Chance Is Here Today
Wednesday, February 15, 2006
Saturday, February 11, 2006
Friday, February 03, 2006
My Horrible Emotional Day
Well, today was Kindergarten Screening Day for us! I really wasn't prepared for what an emotional experience that was going to be. We got there at 9:00am and right away they took Chance to another room and sent me into the Parents room (ECFE). There I sat with about 6 other parents and it was there that I learned the whole precess was going to take about 2 hours and not the 1/2 hour that I thought it was going to take.First of all, in the paper it said that they wanted kids to be screened as close to their 4th birthday as possible. Chance will be 4 next month so I made the appointment for this month. I believe this is the last month they do it until next fall. Anyway, all the other children were 4 1/2 and almost 5 years old!

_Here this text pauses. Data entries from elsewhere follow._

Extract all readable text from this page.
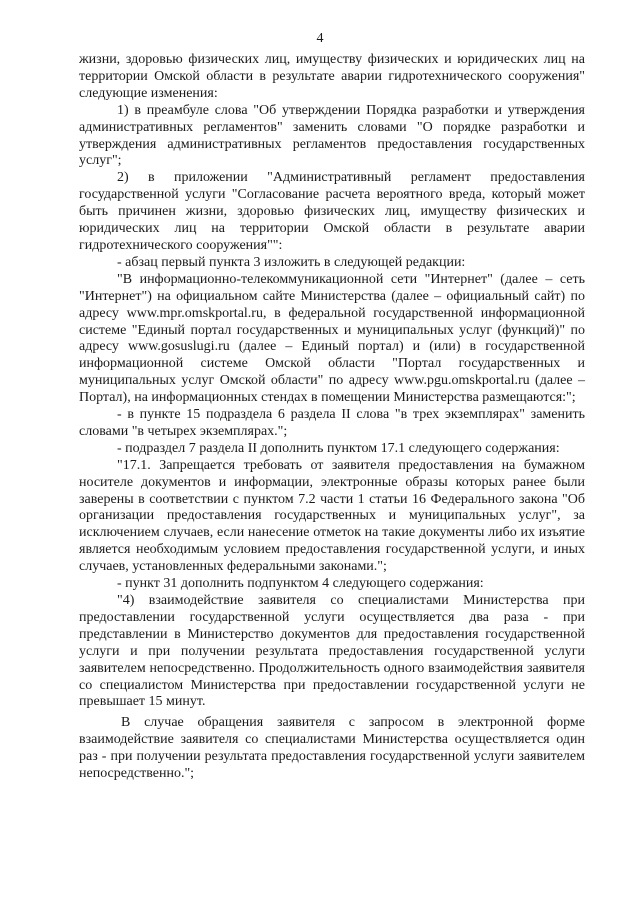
4

жизни, здоровью физических лиц, имуществу физических и юридических лиц на территории Омской области в результате аварии гидротехнического сооружения" следующие изменения:

1) в преамбуле слова "Об утверждении Порядка разработки и утверждения административных регламентов" заменить словами "О порядке разработки и утверждения административных регламентов предоставления государственных услуг";

2) в приложении "Административный регламент предоставления государственной услуги "Согласование расчета вероятного вреда, который может быть причинен жизни, здоровью физических лиц, имуществу физических и юридических лиц на территории Омской области в результате аварии гидротехнического сооружения"":

- абзац первый пункта 3 изложить в следующей редакции:

"В информационно-телекоммуникационной сети "Интернет" (далее – сеть "Интернет") на официальном сайте Министерства (далее – официальный сайт) по адресу www.mpr.omskportal.ru, в федеральной государственной информационной системе "Единый портал государственных и муниципальных услуг (функций)" по адресу www.gosuslugi.ru (далее – Единый портал) и (или) в государственной информационной системе Омской области "Портал государственных и муниципальных услуг Омской области" по адресу www.pgu.omskportal.ru (далее – Портал), на информационных стендах в помещении Министерства размещаются:";

- в пункте 15 подраздела 6 раздела II слова "в трех экземплярах" заменить словами "в четырех экземплярах.";

- подраздел 7 раздела II дополнить пунктом 17.1 следующего содержания:

"17.1. Запрещается требовать от заявителя предоставления на бумажном носителе документов и информации, электронные образы которых ранее были заверены в соответствии с пунктом 7.2 части 1 статьи 16 Федерального закона "Об организации предоставления государственных и муниципальных услуг", за исключением случаев, если нанесение отметок на такие документы либо их изъятие является необходимым условием предоставления государственной услуги, и иных случаев, установленных федеральными законами.";

- пункт 31 дополнить подпунктом 4 следующего содержания:

"4) взаимодействие заявителя со специалистами Министерства при предоставлении государственной услуги осуществляется два раза - при представлении в Министерство документов для предоставления государственной услуги и при получении результата предоставления государственной услуги заявителем непосредственно. Продолжительность одного взаимодействия заявителя со специалистом Министерства при предоставлении государственной услуги не превышает 15 минут.

В случае обращения заявителя с запросом в электронной форме взаимодействие заявителя со специалистами Министерства осуществляется один раз - при получении результата предоставления государственной услуги заявителем непосредственно.";
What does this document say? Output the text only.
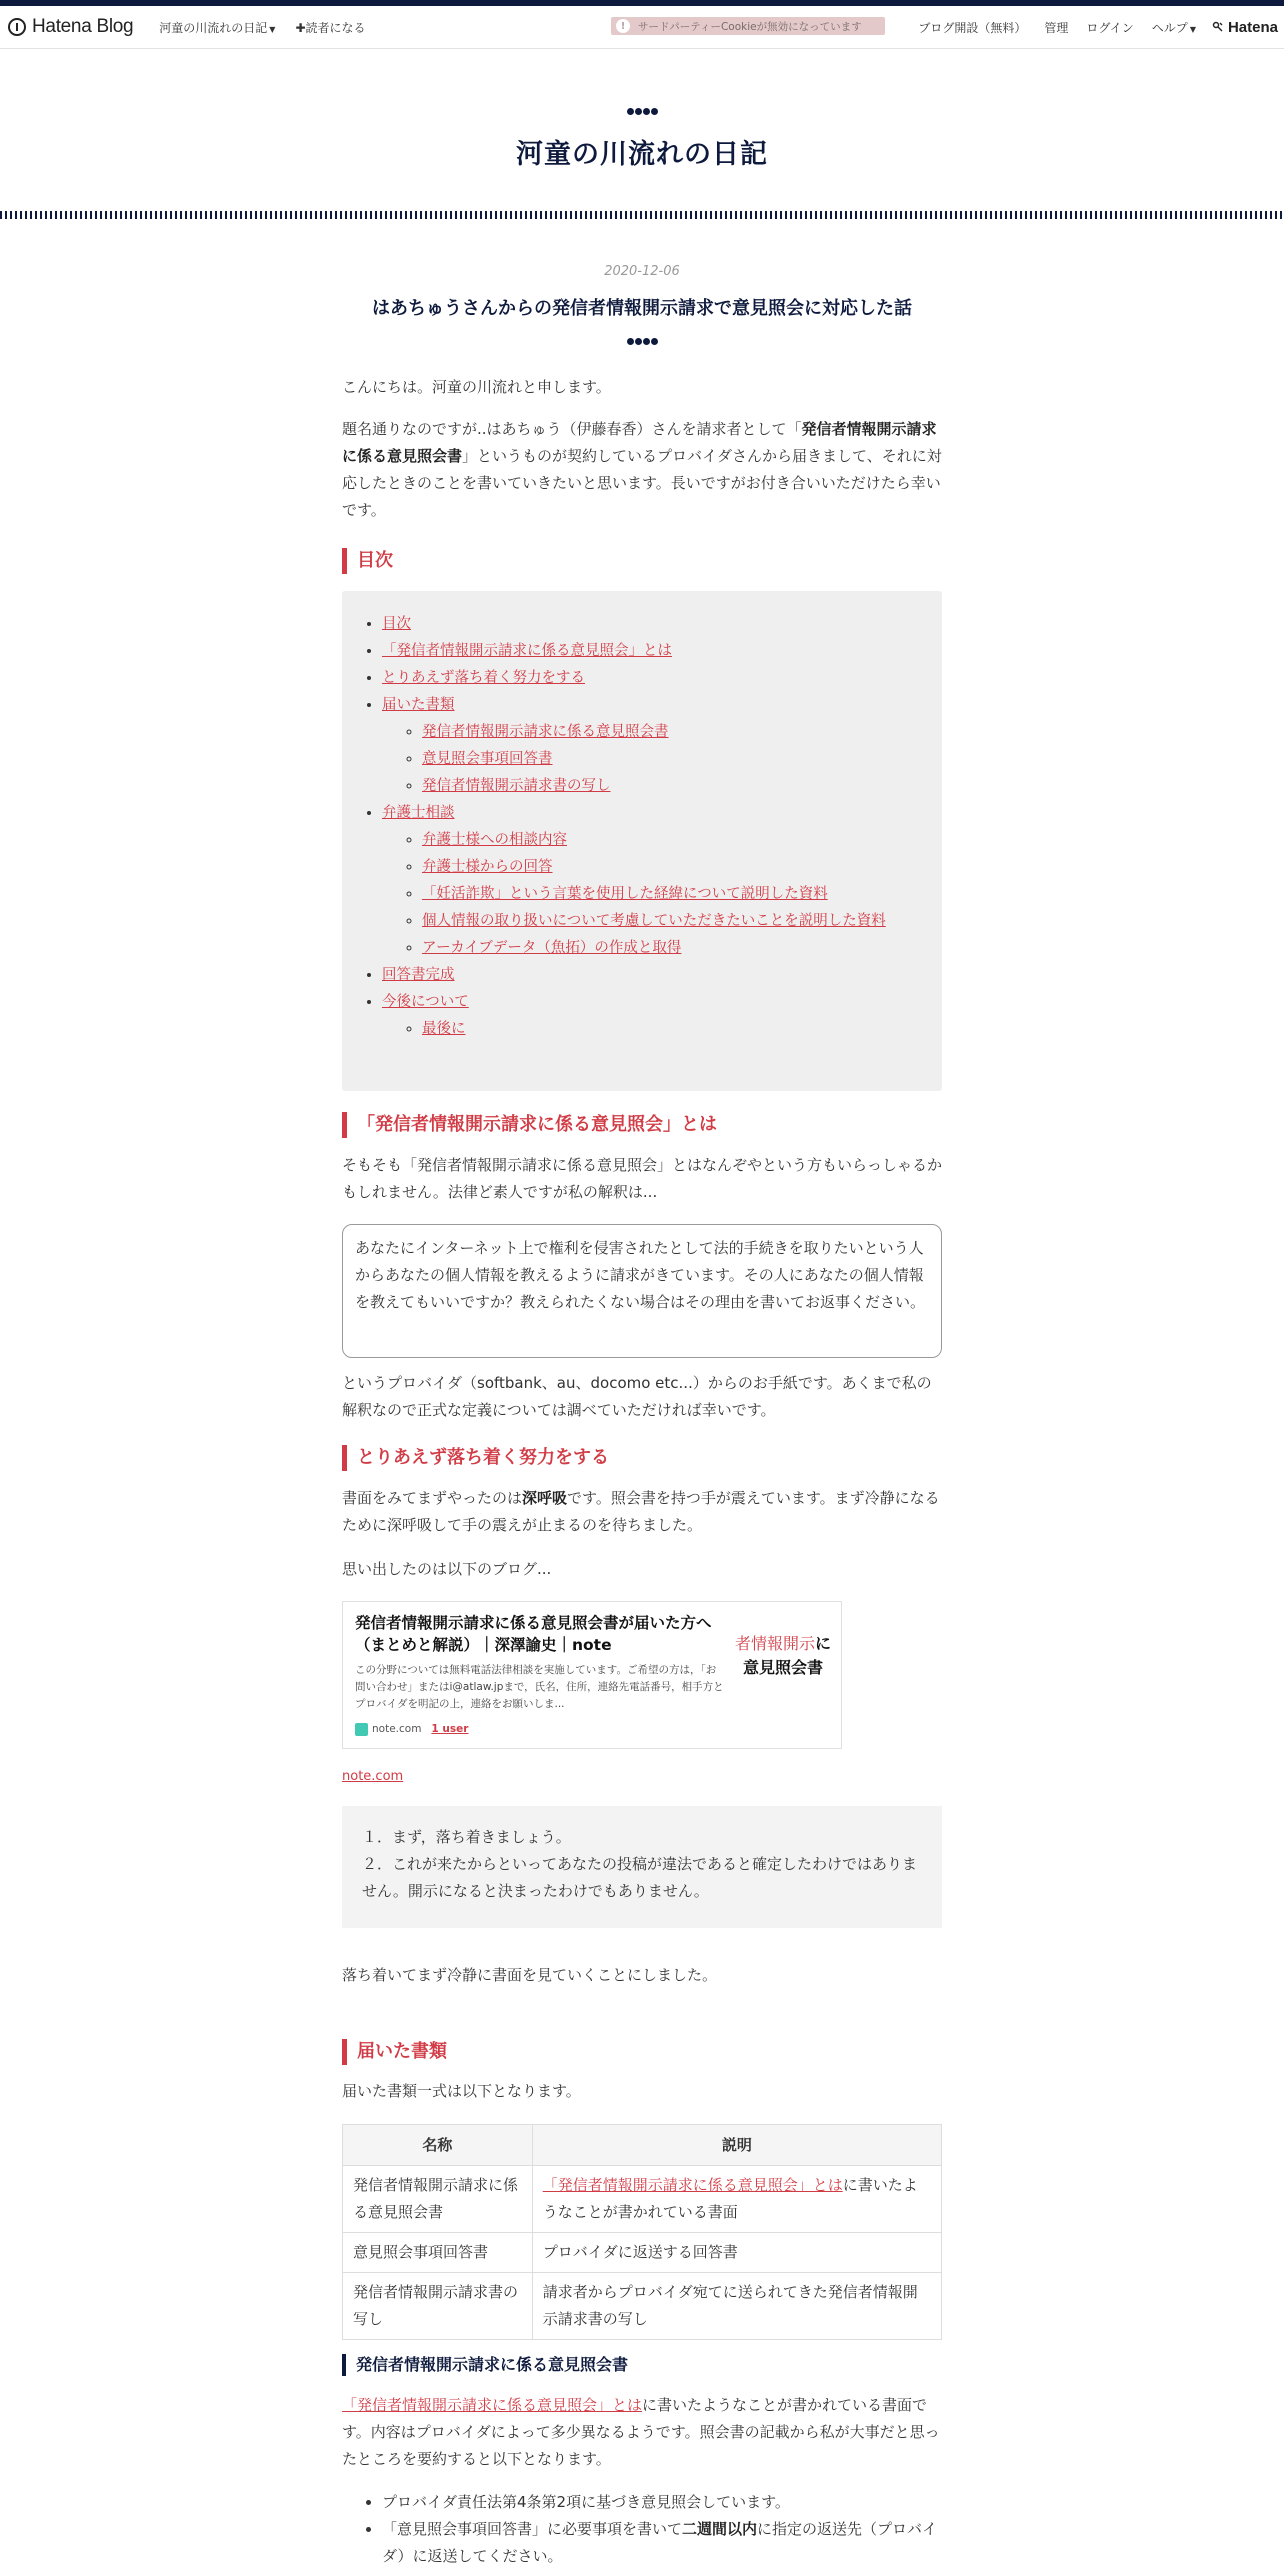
Hatena Blog 河童の川流れの日記 ▼ ✚読者になる	!	サードパーティーCookieが無効になっています	ブログ開設（無料） 管理 ログイン ヘルプ ▼ Hatena
河童の川流れの日記
2020-12-06
はあちゅうさんからの発信者情報開示請求で意見照会に対応した話

こんにちは。河童の川流れと申します。

題名通りなのですが..はあちゅう（伊藤春香）さんを請求者として「発信者情報開示請求に係る意見照会書」というものが契約しているプロバイダさんから届きまして、それに対応したときのことを書いていきたいと思います。長いですがお付き合いいただけたら幸いです。

目次
• 目次
• 「発信者情報開示請求に係る意見照会」とは
• とりあえず落ち着く努力をする
• 届いた書類
◦ 発信者情報開示請求に係る意見照会書
◦ 意見照会事項回答書
◦ 発信者情報開示請求書の写し
• 弁護士相談
◦ 弁護士様への相談内容
◦ 弁護士様からの回答
◦ 「妊活詐欺」という言葉を使用した経緯について説明した資料
◦ 個人情報の取り扱いについて考慮していただきたいことを説明した資料
◦ アーカイブデータ（魚拓）の作成と取得
• 回答書完成
• 今後について
◦ 最後に
「発信者情報開示請求に係る意見照会」とは

そもそも「発信者情報開示請求に係る意見照会」とはなんぞやという方もいらっしゃるかもしれません。法律ど素人ですが私の解釈は...

あなたにインターネット上で権利を侵害されたとして法的手続きを取りたいという人からあなたの個人情報を教えるように請求がきています。その人にあなたの個人情報を教えてもいいですか？教えられたくない場合はその理由を書いてお返事ください。

というプロバイダ（softbank、au、docomo etc...）からのお手紙です。あくまで私の解釈なので正式な定義については調べていただければ幸いです。

とりあえず落ち着く努力をする

書面をみてまずやったのは深呼吸です。照会書を持つ手が震えています。まず冷静になるために深呼吸して手の震えが止まるのを待ちました。

思い出したのは以下のブログ...

発信者情報開示請求に係る意見照会書が届いた方へ（まとめと解説）｜深澤諭史｜note
この分野については無料電話法律相談を実施しています。ご希望の方は，「お問い合わせ」またはi@atlaw.jpまで，氏名，住所，連絡先電話番号，相手方とプロバイダを明記の上，連絡をお願いしま...
note.com 1 user
者情報開示に
意見照会書
note.com

１．まず，落ち着きましょう。

２．これが来たからといってあなたの投稿が違法であると確定したわけではありません。開示になると決まったわけでもありません。

落ち着いてまず冷静に書面を見ていくことにしました。

届いた書類

届いた書類一式は以下となります。

名称	説明
発信者情報開示請求に係る意見照会書	「発信者情報開示請求に係る意見照会」とはに書いたようなことが書かれている書面
意見照会事項回答書	プロバイダに返送する回答書
発信者情報開示請求書の写し	請求者からプロバイダ宛てに送られてきた発信者情報開示請求書の写し
発信者情報開示請求に係る意見照会書

「発信者情報開示請求に係る意見照会」とはに書いたようなことが書かれている書面です。内容はプロバイダによって多少異なるようです。照会書の記載から私が大事だと思ったところを要約すると以下となります。

• プロバイダ責任法第4条第2項に基づき意見照会しています。
• 「意見照会事項回答書」に必要事項を書いて二週間以内に指定の返送先（プロバイダ）に返送してください。
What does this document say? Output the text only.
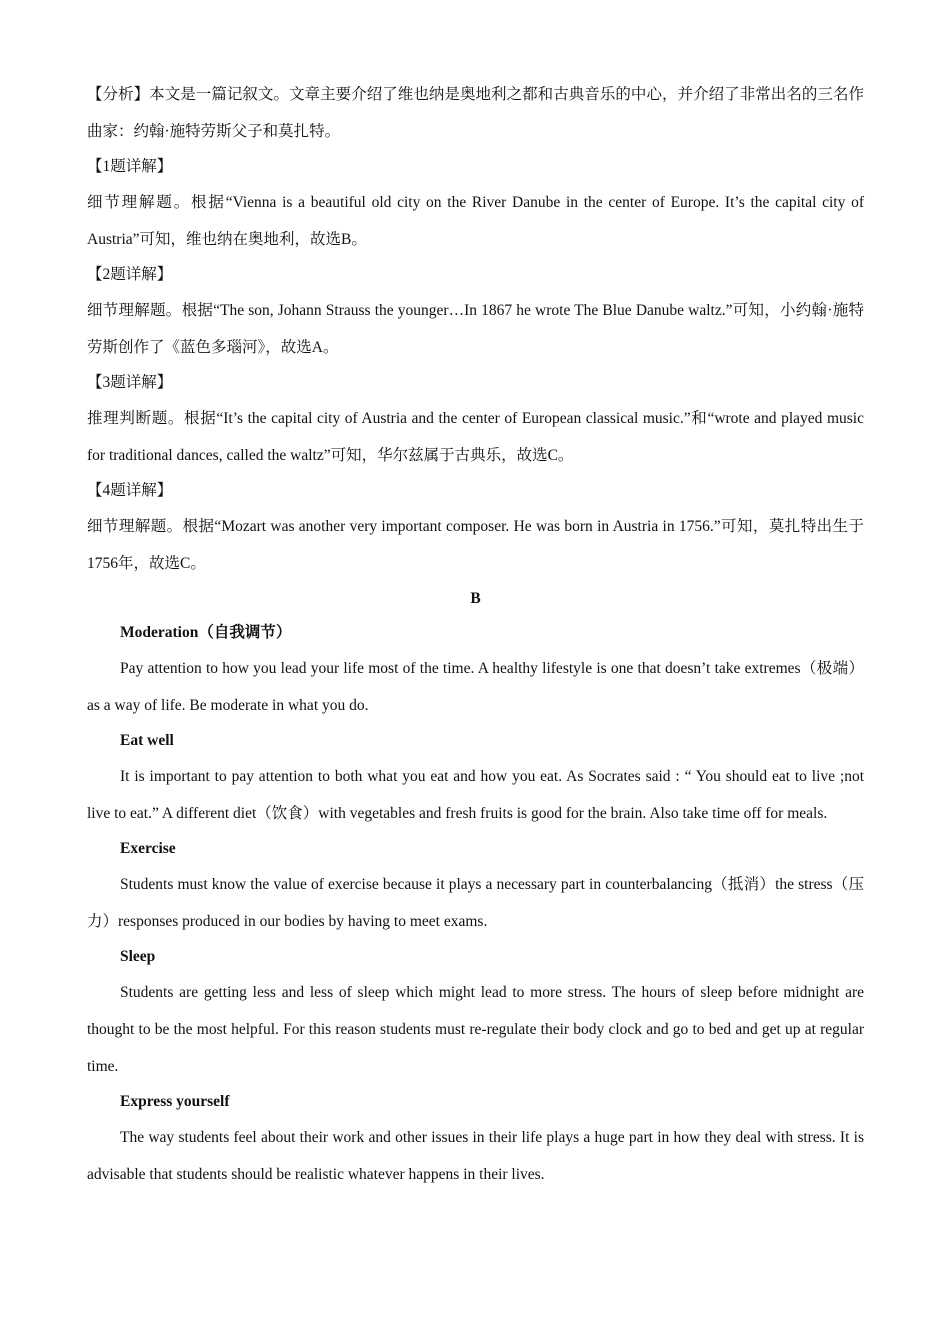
【分析】本文是一篇记叙文。文章主要介绍了维也纳是奥地利之都和古典音乐的中心，并介绍了非常出名的三名作曲家：约翰·施特劳斯父子和莫扎特。

【1题详解】

细节理解题。根据“Vienna is a beautiful old city on the River Danube in the center of Europe. It’s the capital city of Austria”可知，维也纳在奥地利，故选B。

【2题详解】

细节理解题。根据“The son, Johann Strauss the younger…In 1867 he wrote The Blue Danube waltz.”可知，小约翰·施特劳斯创作了《蓝色多瑙河》，故选A。

【3题详解】

推理判断题。根据“It’s the capital city of Austria and the center of European classical music.”和“wrote and played music for traditional dances, called the waltz”可知，华尔兹属于古典乐，故选C。

【4题详解】

细节理解题。根据“Mozart was another very important composer. He was born in Austria in 1756.”可知，莫扎特出生于1756年，故选C。

B
Moderation（自我调节）

Pay attention to how you lead your life most of the time. A healthy lifestyle is one that doesn’t take extremes（极端）as a way of life. Be moderate in what you do.

Eat well

It is important to pay attention to both what you eat and how you eat. As Socrates said : “ You should eat to live ;not live to eat.” A different diet（饮食）with vegetables and fresh fruits is good for the brain. Also take time off for meals.

Exercise

Students must know the value of exercise because it plays a necessary part in counterbalancing（抵消）the stress（压力）responses produced in our bodies by having to meet exams.

Sleep

Students are getting less and less of sleep which might lead to more stress. The hours of sleep before midnight are thought to be the most helpful. For this reason students must re-regulate their body clock and go to bed and get up at regular time.

Express yourself

The way students feel about their work and other issues in their life plays a huge part in how they deal with stress. It is advisable that students should be realistic whatever happens in their lives.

After they were done testing Chance they called me into this room with these two ladies. One was the teacher that tested Chance and the other was some type of psychologist that was totally interested in any concerns I had. She made me very uncomfortable. We went over the test results which she was very quick to assure me that she was not testing my child's "smartness", but just looking for red flags that they needed to catch before school. It was maddening sitting there listening to what she tested him on and knowing full well that he knew how to do those things, but just didn't for some reason.
Then they sent me to see the RN. She went over his height/weight which he is in the 95% for both, and his hearing and eye sight test. I guess he can hear just fine, sometimes I am not quite sure about that, but his eye sight registered at 10/15 which she said is 20/30 for us. I guess they only test them at 10 feet instead of the 20 that they do for adults. I was concerned about that, but she said not to worry. The test isn't all that accurate and her kids were 10/15 & 10/10. After I was done meeting with her I was free to go and pick up my child.
By the time I got back to the van I felt like I had been hit by a truck. What a terrible emotional day. I felt like they were disecting something that is so important to me and not thinking he was as special as I do. Welcome to the real world hey.